Y esa construcción hoy, amén de la pandemia y de sus crisis, está aguijoneada por nuevos desafíos. Estamos apenas saliendo de la frustración nacional de los últimos 14 años. Derrotamos el fraude y el prorroguismo de quienes malversaron la mejor oportunidad histórica que ha tenido el país, y era inevitable, producido el derrumbe y la fuga de los autoritarios, que iniciemos una transición para rearmar escenarios institucionales básicos de pacificación y de reconstitución democrática. Y a ello se sumó la pandemia con esa radiografía abrumadora de nuestras carencias centenarias.
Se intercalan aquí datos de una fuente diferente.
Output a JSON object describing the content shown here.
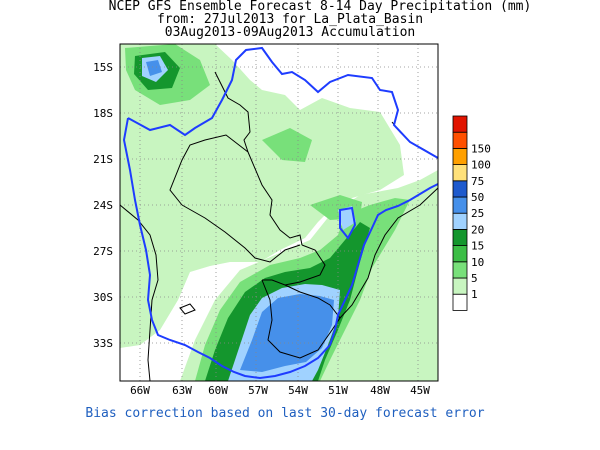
{
  "title": {
    "line1": "NCEP GFS Ensemble Forecast 8-14 Day Precipitation (mm)",
    "line2": "from: 27Jul2013   for La_Plata_Basin",
    "line3": "03Aug2013-09Aug2013 Accumulation"
  },
  "footer": "Bias correction based on last 30-day forecast error",
  "lat_labels": [
    "15S",
    "18S",
    "21S",
    "24S",
    "27S",
    "30S",
    "33S"
  ],
  "lon_labels": [
    "66W",
    "63W",
    "60W",
    "57W",
    "54W",
    "51W",
    "48W",
    "45W"
  ],
  "legend": {
    "levels": [
      "1",
      "5",
      "10",
      "15",
      "20",
      "25",
      "50",
      "75",
      "100",
      "150"
    ],
    "colors": [
      "#ffffff",
      "#c8f5c0",
      "#78e07a",
      "#3cbe46",
      "#14962d",
      "#a0d2ff",
      "#4690ea",
      "#1e5acd",
      "#ffe17a",
      "#ffa000",
      "#ff5000",
      "#e11400"
    ]
  },
  "colors": {
    "basin_outline": "#1e3cff",
    "border": "#000000",
    "grid": "#888888"
  }
}
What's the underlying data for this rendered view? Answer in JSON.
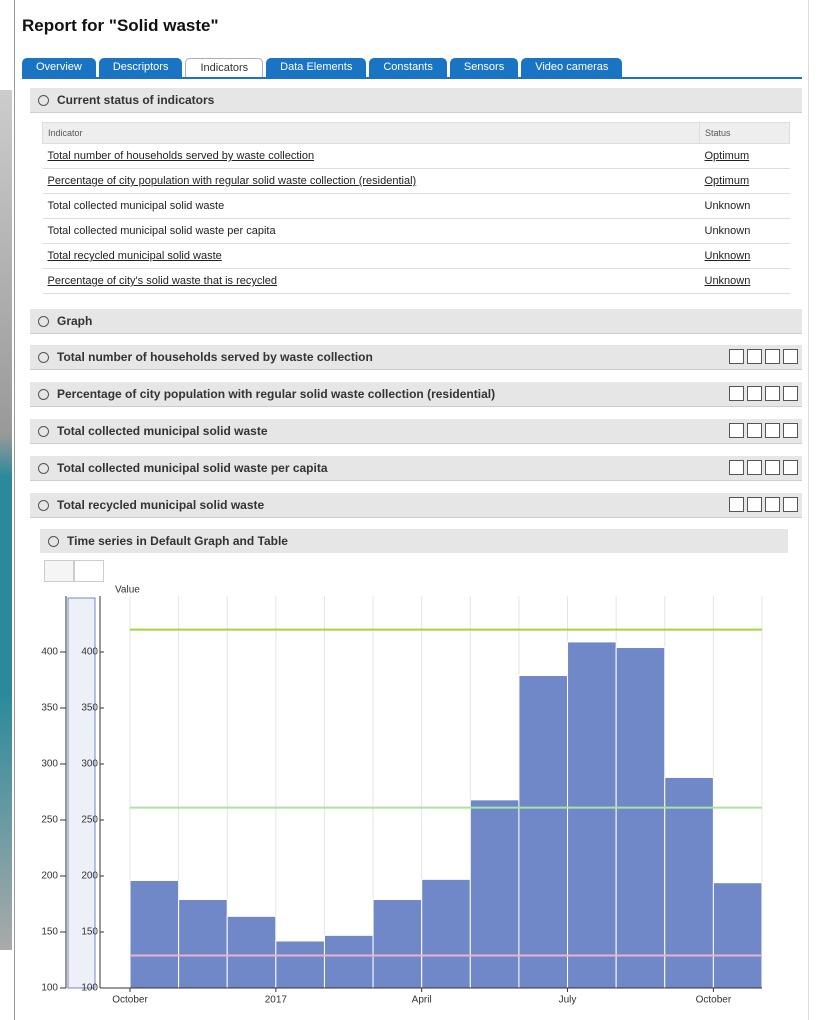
{
  "header": {
    "title": "Report for \"Solid waste\""
  },
  "tabs": {
    "items": [
      "Overview",
      "Descriptors",
      "Indicators",
      "Data Elements",
      "Constants",
      "Sensors",
      "Video cameras"
    ],
    "active_index": 2
  },
  "status_section": {
    "title": "Current status of indicators"
  },
  "table": {
    "columns": [
      "Indicator",
      "Status"
    ],
    "rows": [
      {
        "indicator": "Total number of households served by waste collection",
        "status": "Optimum",
        "link": true
      },
      {
        "indicator": "Percentage of city population with regular solid waste collection (residential)",
        "status": "Optimum",
        "link": true
      },
      {
        "indicator": "Total collected municipal solid waste",
        "status": "Unknown",
        "link": false
      },
      {
        "indicator": "Total collected municipal solid waste per capita",
        "status": "Unknown",
        "link": false
      },
      {
        "indicator": "Total recycled municipal solid waste",
        "status": "Unknown",
        "link": true
      },
      {
        "indicator": "Percentage of city's solid waste that is recycled",
        "status": "Unknown",
        "link": true
      }
    ]
  },
  "graph_section": {
    "title": "Graph"
  },
  "indicator_sections": [
    "Total number of households served by waste collection",
    "Percentage of city population with regular solid waste collection (residential)",
    "Total collected municipal solid waste",
    "Total collected municipal solid waste per capita",
    "Total recycled municipal solid waste"
  ],
  "time_series": {
    "title": "Time series in Default Graph and Table"
  },
  "chart_data": {
    "type": "bar",
    "y_label": "Value",
    "categories": [
      "October",
      null,
      null,
      "2017",
      null,
      null,
      "April",
      null,
      null,
      "July",
      null,
      null,
      "October"
    ],
    "values": [
      196,
      179,
      164,
      142,
      147,
      179,
      197,
      268,
      379,
      409,
      404,
      288,
      194
    ],
    "color": "#7088c8",
    "ylim": [
      100,
      450
    ],
    "yticks": [
      100,
      150,
      200,
      250,
      300,
      350,
      400
    ],
    "grid": true,
    "reference_lines": [
      {
        "value": 420,
        "color": "#a4d53c"
      },
      {
        "value": 261,
        "color": "#a8e6a0"
      },
      {
        "value": 129,
        "color": "#e8b4c8"
      }
    ]
  }
}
Hoy tenemos que retomar el sentido común nacional –pacificación, desarme espiritual, solidaridad y tolerancia¬– para que la transición sea exitosa hoy, mañana y en el futuro próximo.

Hoy, en este momento electoral de la transición, estamos atenazados entre la pandemia, la improvisación gubernamental, los embates reaccionarios de los desplazados y la falta de horizonte y talla de los líderes; ojalá el voto mayoritario del 18 de octubre aligere nuestras cargas.

Mañana, porque el gobierno que salga de las urnas debe impulsar con vigor y patriotismo un periodo de renovación urgente; de renovación de las libertades, de las instituciones, de la ética pública, de la economía y de la inclusión plurinacional, para cambiar progresiva pero radicalmente la relación de la colectividad con la naturaleza, la economía y el Estado, y para desplegar una verdadera pedagogía democrática que elimine toda forma de violencia, para restablecer la tolerancia y nuevas relaciones del ciudadano con la ley, de la autoridad con la libertad.

Y en el futuro próximo para que sobre esas bases gubernamentales en despliegue, encaminemos más a fondo las tareas estatales que están pendientes desde el 6 de agosto de 1825 y que suponen la armazón de un nuevo y definitivo ciclo estatal de largo alcance que remueva los obstáculos de nuestra historia.

Ojalá las horas cívicas de los próximos 6 de agosto se llenen con rostros más optimistas porque fuimos capaces de transitar del autoritarismo a la democracia y de ahí al bienestar y al progreso duraderos. Algo de ello podríamos acariciar ya el 2025.